Last week at its GPU Technology Conference, Nvidia unveiled the first details of its upcoming GK110 GPU, the "real" Kepler chip and bigger brother to the GK104 silicon powering the GeForce GTX 600 series. Although the GK110 won't be hitting the market for some time yet, Nvidia's increasing focus on GPU-computing applications has changed the rules, causing the GPU firm to show its cards well ahead of the product's release. As a result, we now know quite a bit about the GK110's architecture and the mix of resources it offers for GPU-computing work. With a little conjecture, we can probably paint a fairly accurate picture of its graphics capabilities, too.
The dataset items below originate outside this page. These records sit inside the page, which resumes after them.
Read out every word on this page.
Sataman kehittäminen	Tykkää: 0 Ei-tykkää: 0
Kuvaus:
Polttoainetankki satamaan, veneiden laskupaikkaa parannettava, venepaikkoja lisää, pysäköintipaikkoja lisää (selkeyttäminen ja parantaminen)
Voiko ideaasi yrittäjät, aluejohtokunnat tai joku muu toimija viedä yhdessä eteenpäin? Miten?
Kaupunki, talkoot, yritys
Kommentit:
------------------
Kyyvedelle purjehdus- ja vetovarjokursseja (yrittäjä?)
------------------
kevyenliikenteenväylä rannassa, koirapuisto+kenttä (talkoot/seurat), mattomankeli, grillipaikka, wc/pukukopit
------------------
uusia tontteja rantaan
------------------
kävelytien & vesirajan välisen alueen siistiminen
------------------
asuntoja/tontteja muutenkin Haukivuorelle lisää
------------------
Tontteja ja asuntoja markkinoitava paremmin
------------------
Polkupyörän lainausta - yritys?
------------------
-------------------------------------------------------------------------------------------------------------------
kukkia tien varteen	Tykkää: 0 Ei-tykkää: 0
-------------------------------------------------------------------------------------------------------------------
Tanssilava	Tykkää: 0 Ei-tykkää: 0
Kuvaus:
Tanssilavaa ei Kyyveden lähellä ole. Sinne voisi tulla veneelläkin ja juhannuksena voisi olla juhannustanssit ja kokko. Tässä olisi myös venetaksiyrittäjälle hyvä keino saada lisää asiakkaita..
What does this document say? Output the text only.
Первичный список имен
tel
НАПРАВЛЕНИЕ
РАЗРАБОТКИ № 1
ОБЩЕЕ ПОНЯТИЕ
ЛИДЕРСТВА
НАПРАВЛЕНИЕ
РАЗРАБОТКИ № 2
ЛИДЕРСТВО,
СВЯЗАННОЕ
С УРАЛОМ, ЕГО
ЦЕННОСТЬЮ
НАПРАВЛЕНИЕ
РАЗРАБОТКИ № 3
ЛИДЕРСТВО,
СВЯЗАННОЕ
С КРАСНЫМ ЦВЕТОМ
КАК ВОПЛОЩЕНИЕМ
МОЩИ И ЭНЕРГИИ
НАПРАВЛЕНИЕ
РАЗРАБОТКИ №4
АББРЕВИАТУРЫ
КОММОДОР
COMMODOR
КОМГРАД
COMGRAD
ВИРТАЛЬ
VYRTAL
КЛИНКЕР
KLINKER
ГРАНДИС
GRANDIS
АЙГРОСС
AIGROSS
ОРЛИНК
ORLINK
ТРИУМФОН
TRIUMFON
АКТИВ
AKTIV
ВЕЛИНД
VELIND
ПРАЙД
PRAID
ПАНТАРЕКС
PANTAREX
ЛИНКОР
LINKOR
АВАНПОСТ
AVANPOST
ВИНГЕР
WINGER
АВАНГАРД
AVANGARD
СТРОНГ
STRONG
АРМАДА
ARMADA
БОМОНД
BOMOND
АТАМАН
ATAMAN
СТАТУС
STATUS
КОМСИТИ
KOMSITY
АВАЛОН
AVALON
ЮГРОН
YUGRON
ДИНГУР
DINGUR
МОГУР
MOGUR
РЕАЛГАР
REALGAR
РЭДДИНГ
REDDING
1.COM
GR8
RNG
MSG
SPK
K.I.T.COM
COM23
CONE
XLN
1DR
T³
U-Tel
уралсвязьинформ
Let's start with the GK110's basic specifications. Since we've known the GK104's layout for a while now, the exact dimensions of its bigger brother have been the subject of some speculation. Turns out most of our guesses weren't too far from the mark, although there are a few surprises. We don't have its exact dimensions yet, but the chip itself is likely to be enormous; it packs in 7.1 billion transistors, roughly double the count of the GK104. The die shot released by Nvidia offers some clear hints about how those transistors have been allocated, as you can see below.
The GK110 is divided into five of the deep green structures above, which are almost certainly GPCs, or graphics processing clusters, nearly complete GPUs unto themselves. Each of those GPCs houses three SMX cores, and Nvidia has confirmed the chip hosts a total of 15 of those. By contrast, the GK104 has four GPCs with two SMX cores each, so the GK110 nearly doubles its per-clock processing power.
Ringing three sides of the chip are its six 64-bit memory controllers, giving it an aggregate 384-bit path to memory, 50% more than the GK104. That's not an increase in interface width from the big Kepler's true predecessor, the Fermi-based GF110, but GDDR5 data rates are up by roughly 50% in the Kepler generation, so there's a bandwidth increase on tap, regardless. Looks like the PCI Express interface is on the upper edge of the chip; it has been upgraded to Gen3, with twice the peak data rates of Gen2 devices.
Because it has a dual mission, serving both the GPU computing and video card markets, the GK110 has a bit different character than GK104. As you've likely noted, in some cases it has twice the capacity of GK104, while other increases are closer to 50% or so. More notably, the GK110 has some compute-oriented features that the GK104 lacks, including ECC support (for both on-chip storage and off-chip memory) and the ability to process double-precision floating-point math at much higher rates. (The GK104 has token double-precision support at 1/24th the single precision rate, only to maintain compatibility. Single-precision datatypes tend to be entirely sufficient for real-time graphics and most consumer applications involving GPU computing.)
Nvidia said repeatedly at the show that increasing double-precision performance was a major objective for the big Kepler chip, and it appears the firm is on track to deliver. The GF110-based Tesla M2090 card is rated for a peak of 666 DP gigaflops, and Nvidia claims the GK110-based Tesla K20 will exceed one teraflops. If we assume a relatively conservative clock rate of 700MHz for the Tesla product, we'd expect the K20 to double the M2090's throughput, to 1.3 teraflops.
The ceiling may be even higher than that. Nvidia's press release about the K20 cryptically says the GK110 "delivers three times more double precision performance compared to Fermi architecture-based Tesla products," and Huang said something similar in his keynote. In other presentations, though, the 3X claims were tied to power efficiency, as in three times the DP flops per watt, which seems like a more plausible outcome—and a very good one, since power constraints are paramount in virtually any computing environment these days. In order to deliver full-on three times the DP flops of Fermi-based Tesla cards, the K20 would have to run at nearly 1GHz. It's possible the K20 could reach that speed temporarily thanks to Nvidia's new driver-based dynamic voltage and frequency scaling mechanism (dubbed GPU Boost in the GeForce products), but it seems unlikely the K20 will achieve sustained operation at that frequency.